The 1936 Turing Paper: On Computable Numbers, with an Application to the Entscheidungsproblem - Alan Turing

# Deterministic vs non-deterministic turing machines?

**Deterministic turing machines**: are like today’s computers, they follow specific steps to get to the next state.**Non-deterministic turing machines**: can be thought of as unlimited parallelism. a fancy way of talking about guessing a solution

## Why are non-deterministic turing machines interesting?

They could be used to solve really hard problems like NP problems.

- Problems in NP are still relatively easy: if only we could guess the right solution, we could then quickly test it.
- a way of mathematically formalizing the idea of a brute-force search algorithm

# Areas of Study

- Halting Problem
- Church-Turing Thesis
- Complexity Theory
- Turing Completeness
- Automata Theory

### Halting Problem

Is there an algorithm that can determine if an arbitrary program halts or runs forever. Turing probed it’s not possible. This was a pivotal insight into the limits of computation.

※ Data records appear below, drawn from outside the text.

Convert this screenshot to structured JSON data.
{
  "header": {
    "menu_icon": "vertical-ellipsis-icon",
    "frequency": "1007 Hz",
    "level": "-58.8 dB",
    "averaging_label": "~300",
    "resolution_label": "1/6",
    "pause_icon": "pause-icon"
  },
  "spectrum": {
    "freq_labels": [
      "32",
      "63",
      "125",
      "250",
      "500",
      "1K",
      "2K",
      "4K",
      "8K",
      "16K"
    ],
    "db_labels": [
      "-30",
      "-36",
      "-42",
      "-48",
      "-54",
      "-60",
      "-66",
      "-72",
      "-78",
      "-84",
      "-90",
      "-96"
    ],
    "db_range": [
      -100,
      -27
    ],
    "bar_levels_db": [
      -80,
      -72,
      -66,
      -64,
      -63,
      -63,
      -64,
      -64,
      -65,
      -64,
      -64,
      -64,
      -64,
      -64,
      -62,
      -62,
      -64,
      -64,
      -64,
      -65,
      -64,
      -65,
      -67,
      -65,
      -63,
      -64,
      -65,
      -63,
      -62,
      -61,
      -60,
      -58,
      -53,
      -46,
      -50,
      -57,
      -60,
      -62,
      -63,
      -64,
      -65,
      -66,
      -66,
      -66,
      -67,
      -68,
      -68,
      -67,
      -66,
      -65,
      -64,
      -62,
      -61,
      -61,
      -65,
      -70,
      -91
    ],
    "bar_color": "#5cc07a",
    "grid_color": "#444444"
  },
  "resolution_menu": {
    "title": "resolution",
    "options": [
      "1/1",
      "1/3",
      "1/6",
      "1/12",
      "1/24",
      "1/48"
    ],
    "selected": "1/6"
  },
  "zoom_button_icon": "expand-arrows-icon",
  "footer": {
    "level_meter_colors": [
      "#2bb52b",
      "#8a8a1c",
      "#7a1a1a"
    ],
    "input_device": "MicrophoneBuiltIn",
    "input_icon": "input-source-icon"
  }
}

Formulated by Alan Turing, is a fundamental issue in computer science and mathematics. It asks whether there exists a general algorithm that can determine, for any given program and input, whether that program will eventually halt (terminate) or run indefinitely. Turing’s proof shows that such an algorithm is impossible to create, meaning there’s no way to predict whether an arbitrary program will halt or not. This concept highlights the inherent limits of computation and has profound implications for understanding the boundaries of what computers can and cannot do.

### Turing Completeness

Turing completeness refers to the property of a computational system that can simulate a Turing machine. A system is considered Turing complete if it can perform any computation that can be described algorithmically. This concept demonstrates the universality of certain computational systems, showing that **if a system is Turing complete, it can replicate the behavior of any other Turing complete system.** Programming languages, virtual machines, and computational models are often evaluated for Turing completeness to determine their computational power and versatility.